Apesar de haver hoje uma certa tendência para complicar os pratos, com demasiados componentes e, às vezes, tudo a monte, continuo fiel à velha tradição da tríade essencial, com apresentação destacada: ingrediente principal (carne, ave, caça ou peixe), depois o molho e a seguir a guarnição (acompanhamentos, não mais do que três). Tudo deve estar em equilíbrio contrastante-harmonioso. O que não pode é ser tudo igual, tudo a saber ao mesmo. A arte está no binómio que escrevi, contrastante-harmonioso. Por vezes, o contraste resulta muito bem, uma peça suave e um molho vincado ou vice-versa, doce e azedo, uma guarnição bizarramente contrastante.

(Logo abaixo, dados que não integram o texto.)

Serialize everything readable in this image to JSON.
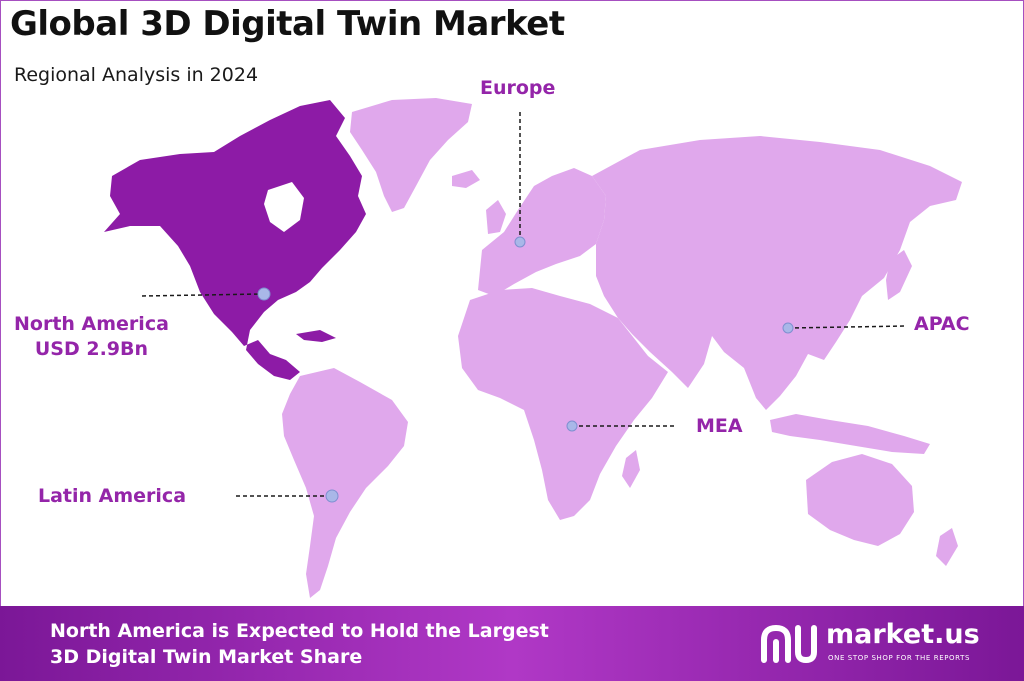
{
  "header": {
    "title": "Global 3D Digital Twin Market",
    "subtitle": "Regional Analysis in 2024"
  },
  "colors": {
    "highlight_region": "#8d1ba6",
    "other_regions": "#e0a8ec",
    "label_text": "#9425a9",
    "marker": "#a9b7e8",
    "footer_start": "#7b1797",
    "footer_end": "#b038c6"
  },
  "regions": [
    {
      "id": "north-america",
      "name": "North America",
      "value": "USD 2.9Bn",
      "highlighted": true
    },
    {
      "id": "europe",
      "name": "Europe"
    },
    {
      "id": "apac",
      "name": "APAC"
    },
    {
      "id": "mea",
      "name": "MEA"
    },
    {
      "id": "latin-america",
      "name": "Latin America"
    }
  ],
  "footer": {
    "line1": "North America is Expected to Hold the Largest",
    "line2": "3D Digital Twin Market Share"
  },
  "logo": {
    "name": "market.us",
    "tagline": "ONE STOP SHOP FOR THE REPORTS"
  }
}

Outras vezes, o segredo é a transição subtil de sabores entre cada naipe da orquestra. No entanto, transição não é sabor idêntico.

Vou começar pelo molho. Na minha cozinha e nas minhas receitas, o molho é relativamente independente do prato essencial. O capítulo de molhos está bem desenvolvido no meu livro, dizem-me que até demais, mas é coisa essencial para mim. A mesma carne assada, o mesmo tornedó, até as simples costeletas, dão pratos variadíssimos, mude-se o molho. Até faz a diferença do cozinha do dia-a-dia. Mas que molho? A minha tendência é para que a peça principal seja confeccionada com sabores suaves e que estes sejam acentuados pelo molho. Mas não é regra absoluta. Por exemplo, uma coisa que me dá muito prazer a fazer é a minha própria terrina de carnes. Neste caso, vou sempre por uma variante minha do molho Cumberlandt, inteiramente contrastante. Noutros casos, prefiro uma combinação melódica entre peça e molho, como nas magistrais combinações mozartianas entre tema e variantes.

Diferente é a guarnição. Nunca por nunca a saber à peça ou ao molho. Mas também não em contraste excessivo. Um lombo de salmonete não pode ser guarnecido com batatas assopradas ou com um esparregado de pimentos morrones, qualquer das coisas, em si, muito boa. Para mim, a guarnição vem abaixo do molho, mas em contraponto sábio. Peça e molho são diálogo entre cordas, guarnição é o naipe de madeiras ou de sopros, indispensável, mas que se deve distinguir.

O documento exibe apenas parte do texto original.